UC San Diego Health System was recently listed as one the nation's top 15 major teaching hospitals by Thomson Reuters, a leading provider of information and solutions to improve the cost and quality of health care. The award recognizes hospitals that have achieved excellence in clinical outcomes, patient safety, patient satisfaction, financial performance, and operational efficiency. This is first time UC San Diego Health System has been recognized with this honor.

"UC San Diego Health System is proud to receive this national recognition from Thomson Reuters. As the region's only academic medical center, our mission is to research new lifesaving therapies and deliver the best possible clinical care while teaching the next generation of physicians," said Tom Jackiewicz, CEO of UC San Diego Health System. "Truly, this is the place where discoveries are delivered, every day."

UC San Diego Health System is comprised of two campuses with locations in Hillcrest and La Jolla. The Sulpizio Family Cardiovascular Center will open in 2011. In 2016, UC San Diego Health System will unveil Jacobs Medical Center which will include three new specialized hospitals: The Hospital for Advanced Surgery, The Cancer Hospital, and The Hospital for Women and Infants.

"This award distinguishes us as a premier academic medical center that is unparalleled in patient care," said Margarita Baggett, chief nursing officer for UC San Diego Health System. "Patients from around the world choose us as a destination for the best in innovative and compassionate care."

The winners were identified through an in-depth analysis, the Thomson Reuters 100 Top Hospitals®: National Benchmarks study.
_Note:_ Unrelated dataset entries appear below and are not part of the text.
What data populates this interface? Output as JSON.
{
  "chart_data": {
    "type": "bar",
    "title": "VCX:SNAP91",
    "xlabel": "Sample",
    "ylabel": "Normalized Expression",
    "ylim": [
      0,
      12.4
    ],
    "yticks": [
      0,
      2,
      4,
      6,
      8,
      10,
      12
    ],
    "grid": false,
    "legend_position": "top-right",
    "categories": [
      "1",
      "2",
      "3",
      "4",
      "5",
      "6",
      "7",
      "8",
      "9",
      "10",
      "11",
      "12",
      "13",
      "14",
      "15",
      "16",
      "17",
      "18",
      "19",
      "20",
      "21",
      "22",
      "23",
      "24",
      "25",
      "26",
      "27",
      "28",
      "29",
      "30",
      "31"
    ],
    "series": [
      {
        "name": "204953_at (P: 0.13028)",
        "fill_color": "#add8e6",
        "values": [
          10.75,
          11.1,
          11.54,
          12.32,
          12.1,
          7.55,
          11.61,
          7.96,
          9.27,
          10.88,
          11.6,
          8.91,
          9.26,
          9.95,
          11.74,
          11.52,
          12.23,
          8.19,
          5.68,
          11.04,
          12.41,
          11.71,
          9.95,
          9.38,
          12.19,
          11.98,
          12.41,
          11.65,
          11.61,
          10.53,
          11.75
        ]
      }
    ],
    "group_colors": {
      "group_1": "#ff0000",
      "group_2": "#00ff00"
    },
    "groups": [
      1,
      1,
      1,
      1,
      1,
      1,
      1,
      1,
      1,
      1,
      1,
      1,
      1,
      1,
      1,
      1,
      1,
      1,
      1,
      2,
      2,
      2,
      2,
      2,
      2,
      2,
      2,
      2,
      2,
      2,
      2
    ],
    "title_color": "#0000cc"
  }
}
The study evaluated 2,926 short-term, acute care, non-federal hospitals in 10 areas: mortality, medical complications, patient safety, average length of stay, expenses, profitability, patient satisfaction, adherence to clinical standards of care, and post-discharge mortality and readmission rates for acute myocardial infarction, heart failure, and pneumonia.

The winning hospitals were announced in the March 29 edition of Modern Healthcare magazine.
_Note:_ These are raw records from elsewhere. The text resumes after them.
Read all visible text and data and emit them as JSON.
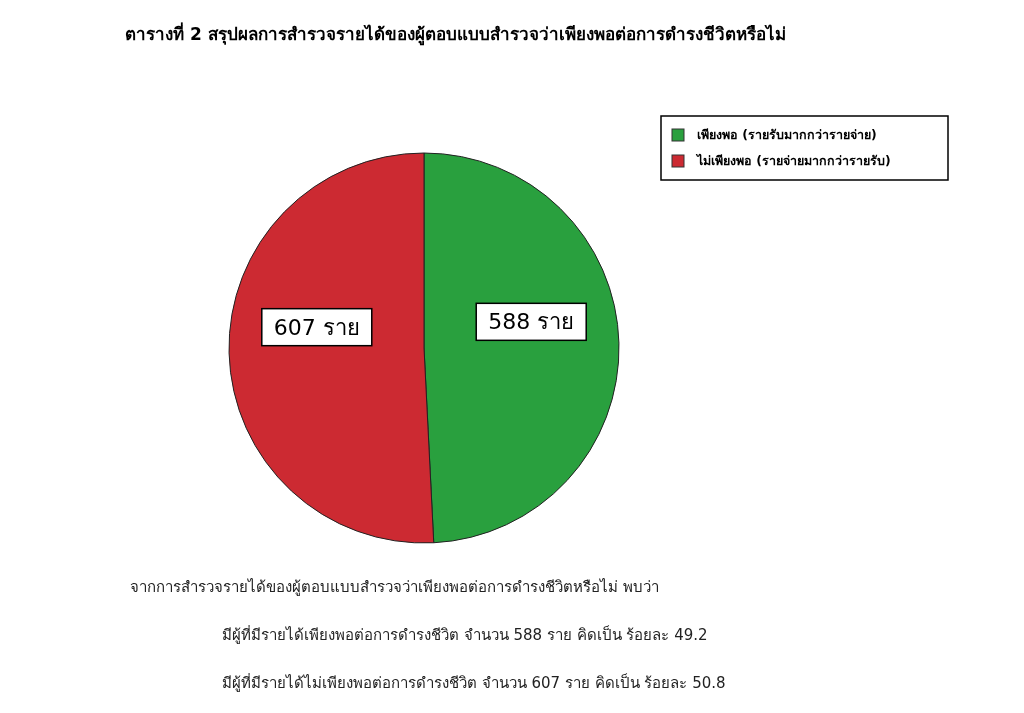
{
  "chart_data": {
    "type": "pie",
    "title": "ตารางที่ 2 สรุปผลการสำรวจรายได้ของผู้ตอบแบบสำรวจว่าเพียงพอต่อการดำรงชีวิตหรือไม่",
    "categories": [
      "เพียงพอ (รายรับมากกว่ารายจ่าย)",
      "ไม่เพียงพอ (รายจ่ายมากกว่ารายรับ)"
    ],
    "values": [
      588,
      607
    ],
    "colors": [
      "#29a03e",
      "#cc2a32"
    ],
    "value_labels": [
      "588 ราย",
      "607 ราย"
    ],
    "legend": "top right",
    "annotations": [
      "จากการสำรวจรายได้ของผู้ตอบแบบสำรวจว่าเพียงพอต่อการดำรงชีวิตหรือไม่ พบว่า",
      "มีผู้ที่มีรายได้เพียงพอต่อการดำรงชีวิต จำนวน 588 ราย คิดเป็น ร้อยละ 49.2",
      "มีผู้ที่มีรายได้ไม่เพียงพอต่อการดำรงชีวิต จำนวน 607 ราย คิดเป็น ร้อยละ 50.8"
    ]
  }
}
"The 100 Top Hospitals winners raised the bar again this year, delivering a higher level of reliable care and greater value for their communities," said Jean Chenoweth, senior vice president for performance improvement and 100 Top Hospitals programs at Thomson Reuters.
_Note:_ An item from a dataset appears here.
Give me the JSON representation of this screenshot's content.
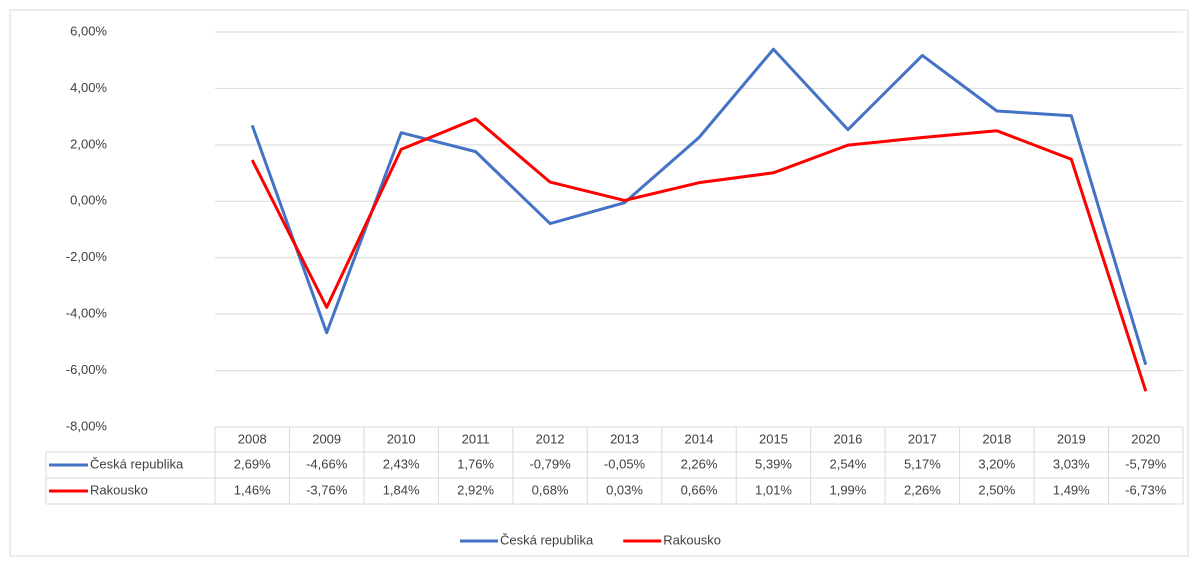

If Medicare inpatients at all hospitals in the U.S. received the same level of care as those treated in these 100 Top Hospital award winners:

*More than 98,000 additional patients would survive each year.
*Nearly 197,000 patient complications would be avoided annually.
*Expenses would decline by an aggregate $5.5 billion a year.
*The average patient stay would decrease by nearly half a day.